Pre-trained Model | Model Size | Dataset | Resolution | Tuning Efficiency | NFE (⚡) | FID (⚡) | Tuned Model |
---|---|---|---|---|---|---|---|
Lightning-DiT | 675M | ImageNet | 256×256 | 0.64 epoch (10 mins) | 2 | 2.06 | Link |
REPA | 675M | ImageNet | 256×256 | 0.64 epoch (13 mins) | 2 | 1.95 | Link |
REPA-E | 675M | ImageNet | 256×256 | 0.40 epoch (8 mins) | 2 | 1.39 | Link |
DDT | 675M | ImageNet | 256×256 | 0.32 epoch (11 mins) | 2 | 1.90 | Link |
(Please note that the tuning time mentioned above is based on evaluation using 8 H800 GPUs)
💻 Usage Examples
Generate Images:
# Generate samples using our tuned few-step model
bash scripts/run_eval.sh ./configs/tuning_few_steps/in1k256_sit_xl_repae_linear.yaml
Train multi-step and few-step models (diffusion, flow-matching, consistency) with UCGM-T. All models sample efficiently without guidance.
Encoders | Model Size | Resolution | Dataset | NFE | FID | Model |
---|---|---|---|---|---|---|
VA-VAE | 675M | 256×256 | ImageNet | 30 | 1.21 | Link |
VA-VAE | 675M | 256×256 | ImageNet | 2 | 1.42 | Link |
DC-AE | 675M | 512×512 | ImageNet | 40 | 1.48 | Link |
DC-AE | 675M | 512×512 | ImageNet | 2 | 1.75 | Link |
💻 Usage Examples
Generate Images:
# Generate samples using our pretrained few-step model
bash scripts/run_eval.sh ./configs/training_few_steps/in1k256_tit_xl_vavae.yaml
Train Models:
# Train a new multi-step model (full training)

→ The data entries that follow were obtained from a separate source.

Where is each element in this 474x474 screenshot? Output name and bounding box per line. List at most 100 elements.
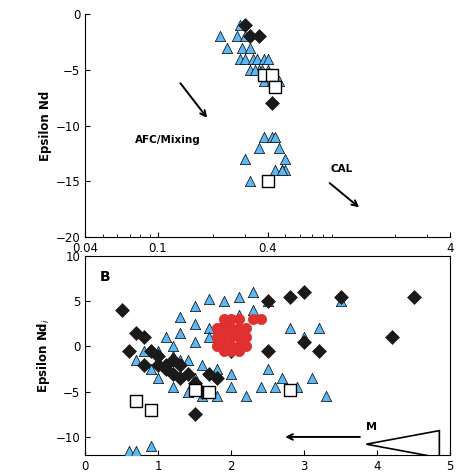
Point — [169, 352, 177, 359]
Point — [254, 55, 261, 63]
Point — [388, 334, 396, 341]
Point — [198, 361, 206, 368]
Point — [176, 374, 184, 382]
Point — [257, 316, 264, 323]
Point — [235, 347, 242, 355]
Point — [213, 365, 220, 373]
X-axis label: Th/Nb: Th/Nb — [243, 259, 293, 274]
Point — [184, 370, 191, 377]
Point — [235, 325, 242, 332]
Point — [260, 133, 267, 141]
Point — [258, 66, 265, 74]
Point — [235, 316, 242, 323]
Point — [246, 66, 254, 74]
Point — [184, 388, 191, 395]
Point — [272, 77, 279, 85]
Y-axis label: Epsilon Nd$_i$: Epsilon Nd$_i$ — [35, 318, 52, 393]
Text: B: B — [100, 270, 110, 284]
Point — [268, 77, 275, 85]
Point — [213, 334, 220, 341]
Point — [242, 334, 250, 341]
Point — [282, 155, 289, 163]
Point — [191, 386, 199, 394]
Point — [228, 329, 235, 337]
Point — [155, 352, 162, 359]
Point — [176, 361, 184, 368]
Point — [140, 347, 147, 355]
Point — [155, 374, 162, 382]
Point — [272, 83, 279, 91]
Point — [155, 347, 162, 355]
Point — [233, 33, 240, 40]
Point — [278, 166, 286, 174]
Point — [220, 325, 228, 332]
Point — [301, 288, 308, 296]
Point — [246, 44, 254, 52]
Point — [271, 383, 279, 391]
Point — [235, 311, 242, 319]
Point — [228, 343, 235, 350]
Point — [301, 334, 308, 341]
Point — [255, 66, 263, 74]
Point — [235, 329, 242, 337]
Point — [147, 347, 155, 355]
Point — [140, 334, 147, 341]
Point — [279, 374, 286, 382]
Point — [246, 178, 254, 185]
Point — [308, 374, 315, 382]
Point — [220, 316, 228, 323]
Point — [191, 374, 199, 382]
Point — [337, 297, 345, 305]
Point — [236, 22, 243, 29]
Point — [260, 72, 267, 79]
Point — [147, 442, 155, 450]
Point — [228, 334, 235, 341]
Point — [176, 356, 184, 364]
Point — [242, 343, 250, 350]
Point — [217, 33, 224, 40]
Point — [176, 314, 184, 321]
Point — [264, 347, 272, 355]
Point — [133, 329, 140, 337]
Point — [220, 334, 228, 341]
Point — [191, 379, 199, 386]
Point — [286, 325, 293, 332]
Point — [236, 55, 243, 63]
Point — [228, 316, 235, 323]
Point — [337, 293, 345, 301]
Point — [268, 72, 275, 79]
Point — [260, 55, 267, 63]
Point — [246, 33, 254, 40]
Point — [293, 383, 301, 391]
Point — [249, 316, 257, 323]
Point — [257, 383, 264, 391]
Point — [228, 347, 235, 355]
Point — [255, 144, 263, 152]
Point — [169, 383, 177, 391]
Point — [147, 365, 155, 373]
Point — [286, 386, 293, 394]
Point — [278, 166, 286, 174]
Point — [220, 343, 228, 350]
Point — [198, 388, 206, 395]
Point — [213, 392, 220, 400]
Point — [410, 293, 418, 301]
Point — [220, 329, 228, 337]
Point — [206, 296, 213, 303]
Point — [125, 347, 133, 355]
Point — [191, 338, 199, 346]
Point — [260, 77, 267, 85]
Point — [220, 347, 228, 355]
Point — [241, 155, 249, 163]
Point — [241, 55, 249, 63]
Point — [206, 388, 213, 395]
Point — [220, 316, 228, 323]
Point — [272, 133, 279, 141]
Point — [133, 397, 140, 404]
Point — [176, 329, 184, 337]
Point — [213, 374, 220, 382]
Point — [162, 365, 169, 373]
Point — [251, 66, 259, 74]
Point — [282, 166, 289, 174]
Point — [220, 329, 228, 337]
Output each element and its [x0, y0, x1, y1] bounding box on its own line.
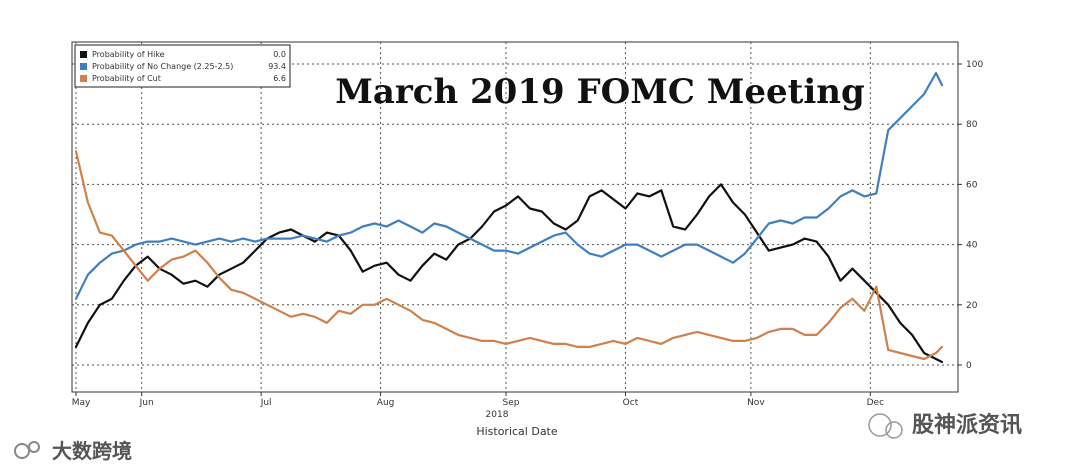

bash scripts/run_train.sh ./configs/training_multi_steps/in1k512_tit_xl_dcae.yaml
# Convert to few-step model (requires pretrained multi-step checkpoint)
bash scripts/run_train.sh ./configs/training_few_steps/in1k512_tit_xl_dcae.yaml
❗ Note for few-step training:
- Requires initialization from a multi-step checkpoint
- Prepare your checkpoint file with both
model
andema
keys:{ "model": multi_step_ckpt["ema"], "ema": multi_step_ckpt["ema"] }
If you find this repository helpful for your project, please consider citing our work:
@article{sun2025unified,
title = {Unified continuous generative models},
author = {Sun, Peng and Jiang, Yi and Lin, Tao},
journal = {arXiv preprint arXiv:2505.07447},
year = {2025},
url = {https://arxiv.org/abs/2505.07447},
archiveprefix = {arXiv},
eprint = {2505.07447},
primaryclass = {cs.LG}
}
Apache License 2.0 - See LICENSE for details.